Excerpts from this manual open each chapter of the novel, and they were my favorite parts of the book. Some foreshadow the portion of the story thats about to follow and others are less clearly related to the action, but they were all fascinating little bits of cultural insight. While they often made comparisons between Japanese and American ways in an effort to be instructive, the overall feel of those pieces portrays idealized mid-century, middle-class American domesticity. How to be an AMERICAN housewife, indeed--no matter where you're from. Even America.

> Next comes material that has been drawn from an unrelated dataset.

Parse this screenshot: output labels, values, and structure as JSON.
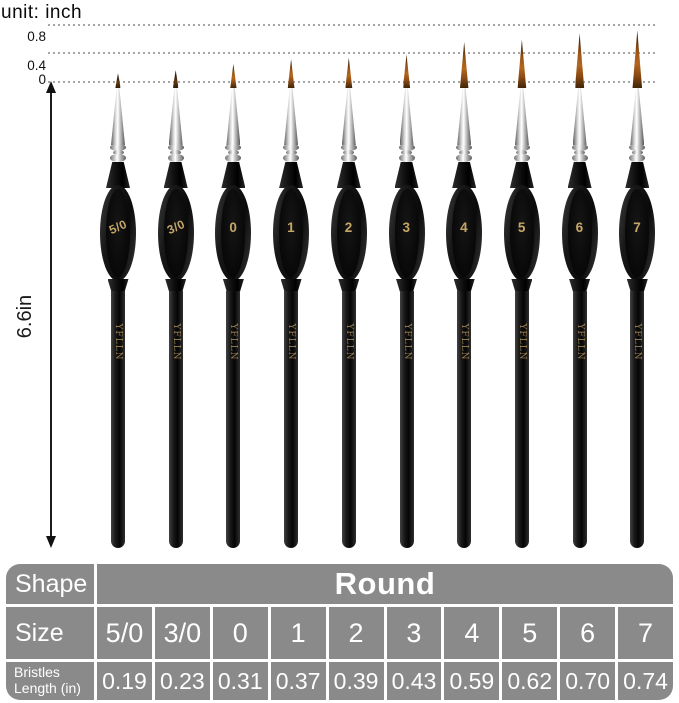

Shoko tells her own story for the first two-thirds of the book, sometimes-shaky English and all, and I was immediately drawn into it. When her declining health imperils her long-held secret plan to return to Japan and make peace with her brother after decades of not contacting each other, Shoko is forced to enlist her daughter Sue (Suiko) to go in her place. Sue has never been to Japan and knows little of her extended family, but is swayed to accept the errand by her own daughter Helena's enthusiasm for the idea. Sue takes over the telling once she and Helena begin preparing for their trip. Dilloway makes the transition between her two first-person narrators smoothly, while establishing each with a distinctive voice.

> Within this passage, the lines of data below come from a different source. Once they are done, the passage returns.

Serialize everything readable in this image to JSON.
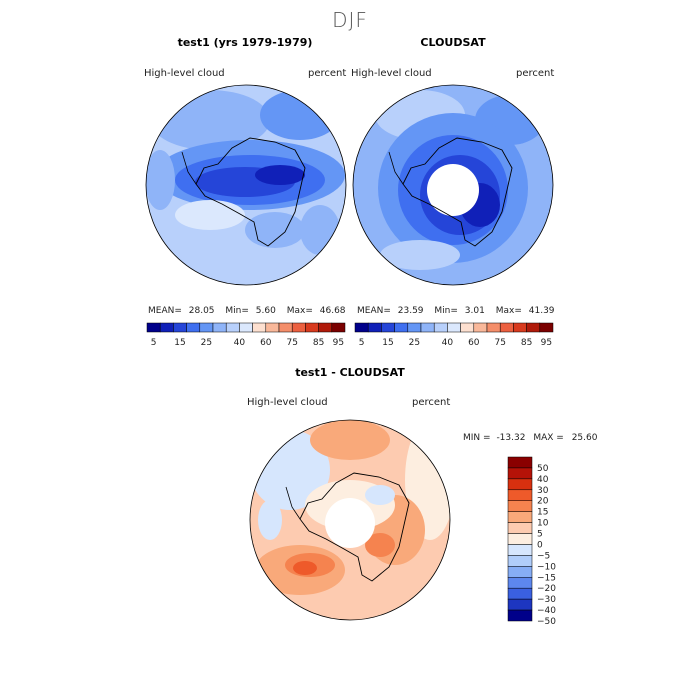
{
  "figure": {
    "season": "DJF"
  },
  "panels": [
    {
      "title": "test1 (yrs 1979-1979)",
      "variable": "High-level cloud",
      "units": "percent",
      "stats": {
        "mean_label": "MEAN=",
        "mean": "28.05",
        "min_label": "Min=",
        "min": "5.60",
        "max_label": "Max=",
        "max": "46.68"
      },
      "colorbar": {
        "labels": [
          "5",
          "15",
          "25",
          "40",
          "60",
          "75",
          "85",
          "95"
        ]
      }
    },
    {
      "title": "CLOUDSAT",
      "variable": "High-level cloud",
      "units": "percent",
      "stats": {
        "mean_label": "MEAN=",
        "mean": "23.59",
        "min_label": "Min=",
        "min": "3.01",
        "max_label": "Max=",
        "max": "41.39"
      },
      "colorbar": {
        "labels": [
          "5",
          "15",
          "25",
          "40",
          "60",
          "75",
          "85",
          "95"
        ]
      }
    }
  ],
  "difference": {
    "title": "test1 - CLOUDSAT",
    "variable": "High-level cloud",
    "units": "percent",
    "stats": {
      "min_label": "MIN =",
      "min": "-13.32",
      "max_label": "MAX =",
      "max": "25.60"
    },
    "colorbar": {
      "labels": [
        "50",
        "40",
        "30",
        "20",
        "15",
        "10",
        "5",
        "0",
        "−5",
        "−10",
        "−15",
        "−20",
        "−30",
        "−40",
        "−50"
      ]
    }
  },
  "colors": {
    "abs_palette": [
      "#00008a",
      "#1020b8",
      "#2545d8",
      "#3f6ff0",
      "#6496f5",
      "#8fb4f8",
      "#b8d0fb",
      "#dbe8fd",
      "#fde0d0",
      "#f9b89a",
      "#f48e6a",
      "#ec6040",
      "#d83a1e",
      "#b01a0a",
      "#7a0000"
    ],
    "diff_palette": [
      "#8a0000",
      "#b51208",
      "#d8300f",
      "#ee5a2a",
      "#f5834f",
      "#f9a97a",
      "#fdcbb0",
      "#fdeee0",
      "#d6e6fd",
      "#b0cdfa",
      "#86adf5",
      "#5d87ee",
      "#3a60e0",
      "#1d36c0",
      "#00008a"
    ]
  }
}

The fact that I was caught up in the story so quickly is a compliment to Dilloway's writing, because it took me a while to warm up to Shoko on her own, and I didn'tt really feel that I liked the book until past the halfway point. I found myself more interested in the mother-daughter story between Sue and Helena than that of Shoko and Sue, so I might have preferred a different balance. Having said that, I think this is a strong first novel and a solid piece of women's fiction; the male characters aren't developed as well as the female ones, but even if they were, the subject's not likely to attract male readers anyway. I'm interested in seeing what Dilloway might do with a less autobiographical story, though...and I think theres some real potential for social commentary in this whole "how to be an American housewife" thing.